NVIDIA just published a paper extolling the benefits of multi-core processors for smartphones, and hints that a quad-core option may be available for the Tegra 3 or 4 chips.
Tegra 2 chips are about to start appearing on smartphones, as the release dates of the LG Star and Motorola Olympus approach – both projected to use NVIDIA’s CPU. The ARM-based system-on-a-chip will bring dual-core processing to the devices, potentially delivering some important performance gains over competing handsets.
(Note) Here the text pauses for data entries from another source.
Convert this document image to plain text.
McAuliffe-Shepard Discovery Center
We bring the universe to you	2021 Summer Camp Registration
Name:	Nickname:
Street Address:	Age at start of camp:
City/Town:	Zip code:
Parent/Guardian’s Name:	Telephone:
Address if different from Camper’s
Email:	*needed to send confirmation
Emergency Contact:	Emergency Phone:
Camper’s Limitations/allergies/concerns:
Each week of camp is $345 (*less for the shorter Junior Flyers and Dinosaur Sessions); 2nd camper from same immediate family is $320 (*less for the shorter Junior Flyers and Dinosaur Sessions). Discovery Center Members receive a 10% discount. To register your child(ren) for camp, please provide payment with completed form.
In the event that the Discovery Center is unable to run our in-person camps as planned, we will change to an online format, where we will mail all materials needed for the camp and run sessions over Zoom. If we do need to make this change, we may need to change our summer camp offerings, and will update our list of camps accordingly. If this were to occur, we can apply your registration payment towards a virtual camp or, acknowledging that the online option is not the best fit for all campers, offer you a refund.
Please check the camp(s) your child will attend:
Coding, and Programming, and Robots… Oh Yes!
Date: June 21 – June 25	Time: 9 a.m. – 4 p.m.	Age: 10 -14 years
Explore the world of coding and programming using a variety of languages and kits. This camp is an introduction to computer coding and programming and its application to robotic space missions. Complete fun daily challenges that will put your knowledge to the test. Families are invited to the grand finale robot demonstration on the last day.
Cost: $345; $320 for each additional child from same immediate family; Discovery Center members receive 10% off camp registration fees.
As more users multi-task on their smartphones, that extra core is going to come in very handy.
We heard in September that NVIDIA was wrapping up work on designing the Tegra 3 and already started on the Tegra 4. Now the company’s The Benefits of Multiple CPU Cores in Mobile Devices sheds some light on what we might expect from those chips, reading in part, “Dual-core processors will be the standard in 2011, and quad-core is coming in the near future.”
The million-dollar-question is whether “near future” lines up with when the Tegra 3 or the Tegra 4 will be released. NVIDIA certainly needs some way to distinguish the 3 from the 2, and doubling available cores would work nicely. Considering the rocky road the company’s had in getting manufacturers to adopt Tegra 2 chips, introducing the feature sooner rather than later may be a smart move to sway some more over to using its hardware.